How did you check the gradient shape? Could you post the code snippet you were using?
If you want to create gradients for the input, you would have to set the requires_grad attribute of the input tensor to True and could check the gradient via print(input.grad) after the backward call.
The gradient would have the same shape as the input in this case.
def generate_gradients(self, input_image, target_class):
import pdb; pdb.set_trace()
input_image = input_image.cuda()
input_image.requires_grad = True
model_output = self.model(input_image)
# Zero gradients
# Target for backprop
one_hot_output = torch.FloatTensor(1, model_output.size()[-1]).zero_()
one_hot_output[target_class] = 1
one_hot_output = one_hot_output.cuda()
# Backward pass
model_output.backward(gradient=one_hot_output, retain_graph = True)
# Convert Pytorch variable to numpy array
#  to get rid of the first channel (1,3,224,224)

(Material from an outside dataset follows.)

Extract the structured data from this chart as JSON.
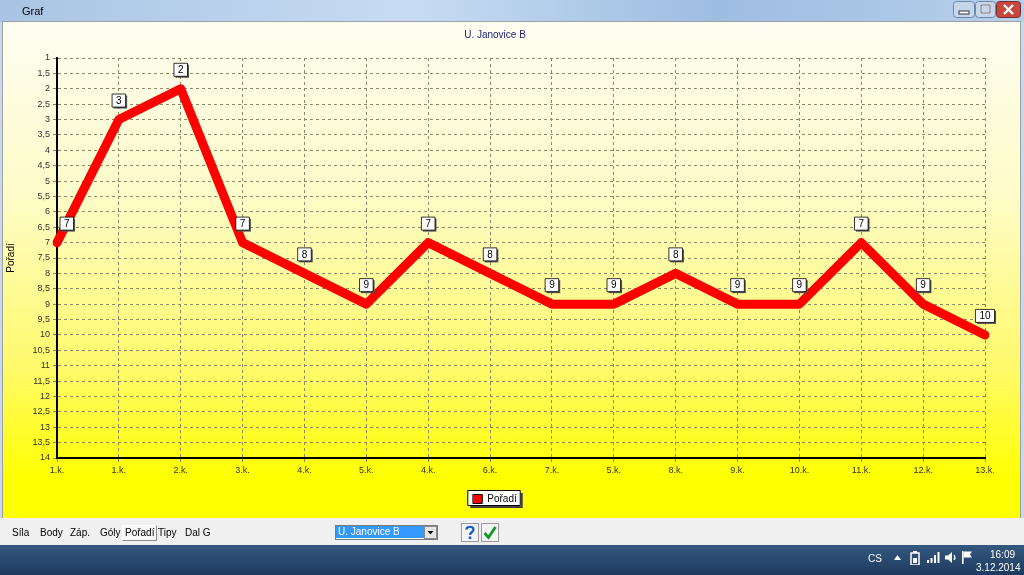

gradients_as_arr = self.gradients.data.detach().cpu().numpy()
Yes, I am using hooks to create it. When I try to set requires_grad = True, I get RuntimeError: you can only change requires_grad flags of leaf variables. The code is a bit large to put here so I am not able to put a completely reproducible example. My intention is to do guided back-propagation, i believe for this the gradient needs to flow all the back to the inputs so I can get the gradient in the shape of the input (correct me if I am wrong), do I need to set required_grad = True at the time of training then?
The error message would be raised, if input_image is not a leaf variable, i.e. if it was created by another operation. If that’s the case, it might already require gradients and you should be able to access them via imput_image.grad.
Since the current self.gradients shape is different than the input_image.shape, it seems you are registering the hook on a different parameter or layer.
I tried some little more debugging, now input_image.grad returns a [1, 3, 224, 224] tensor as expected and does not throw an error about the input not having grads, however self.gradients.data is still [1, 64, 224, 224].
This is how I am hooking into the layers, as you can see the hook is at the first layer itself, so ideally speaking the shape flowing into the first layer should be equal to [1, 3, 224, 224] and not [1, 64, 224, 224] right?
Got it, but will register_backward_hook affect the grad_in of the module? I am correctly placing the hook in the first layer where it should be, the gradient flowing in should be the shape of the image [1, 3, 224, 224] but both grad_in and grad_out are [1, 64, 224, 224] any tips for this?